Так оно и случилось, и не успел Сталин появиться на трибуне, как раздался оглушительный свист, и находившиеся в толпе пожилые грузинки принялись выкрикивать: «Проклятый!.. Предатель!.. Изменник!» Сталин побледнел и направился к выходу. Спустившись с лестницы, он столкнулся со своим старым знакомым И. Рамишвили и другим видным грузинским меньшевиком А. Дгебуадзе, появление которых собравшиеся встретили бурной овацией. «Почему ты разрушил Грузию? — даже не подав руки старому приятелю, неприязненно взглянул на него Рамишвили. — Что ты можешь предложить ей взамен?»

Пока Сталин собирался с мыслями, его оттеснили в сторону, и воодушевленная появлением своих любимцев толпа подхватила Рамишвили на руки и понесла на трибуну. В сопровождении своих телохранителей-чекистов совершенно растерянный Сталин покинул митинг. Но стоило ему только оказаться в безопасности, как председатель Революционного комитета Грузии Ф.И. Махарадзе и его помощники увидели уже совсем другого Сталина, который принялся ругать их последними словами. Словно это они были виноваты в том, что целый народ не желал ни Советов, ни власти Москвы.
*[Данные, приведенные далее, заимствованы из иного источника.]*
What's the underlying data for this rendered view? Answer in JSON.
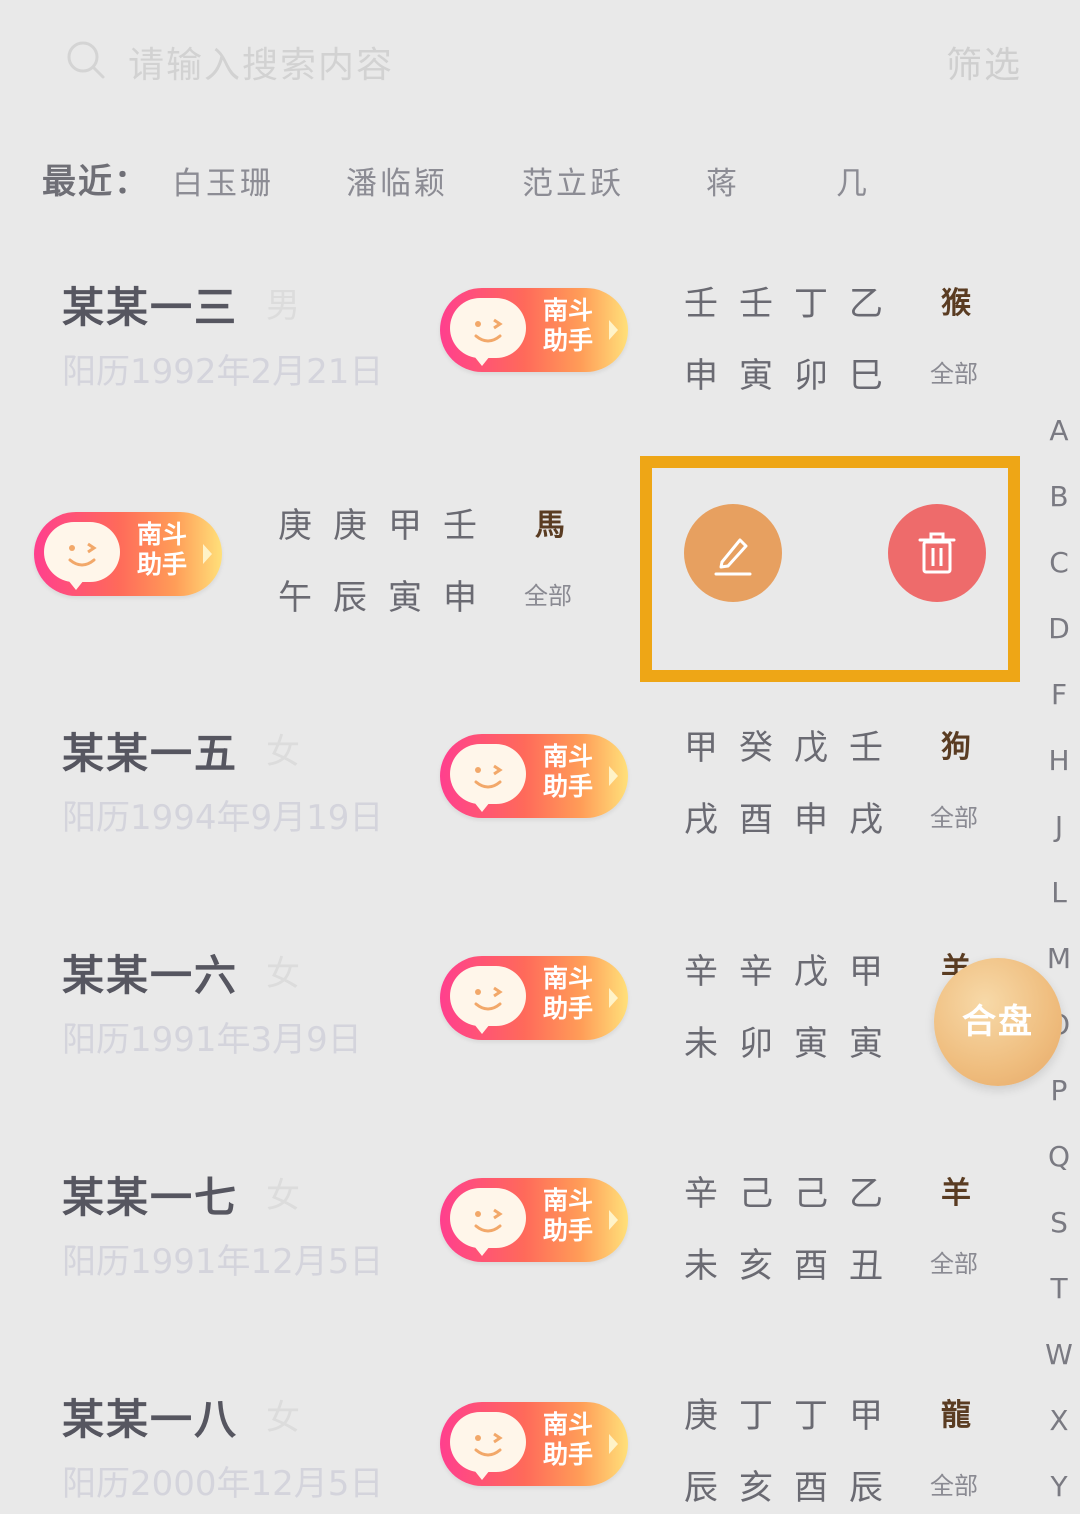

Дал выход своему раздражению Сталин и в последний день пленума, когда выступал с докладом об очередных задачах коммунистов в Грузии и Закавказье. Отругав местных коммунистов за столь терпимое отношение к меньшевикам, он потребовал от них более жесткой политики по отношению к ним. С вполне объяснимой злостью он говорил о «гидре национализма», которая процветала в Грузии, и потребовал «вытравить» националистические пережитки «каленым железом». Ну а то, как хотели жить сами грузины, его уже не волновало...

Ничто в мире не проходит бесследно, не прошло без следа и испытанное Сталиным в Тифлисе унижение. С этого дня он еще больше почувствовал, что его настоящей родиной является не маленькая и так неласково встретившая его Грузия, а огромная Россия. Не обошлось, конечно, и без чувства мести, и, когда взбунтовались шахтеры в Чиатуре, он с нескрываемым удовлетворением заявил, что «Грузию придется перепахивать заново».

В Москву Сталин вернулся только в середине августа, где его с нетерпением ожидал Ленин. Оно и понятно, работы было хоть отбавляй. И все же после всего увиденного и услышанного в Тифлисе главным вопросом для него оставалась Грузия, которую Сталин намеревался во что бы то ни стало вырвать из рук тех самых меньшевиков, с которыми он столько воевал в свое время.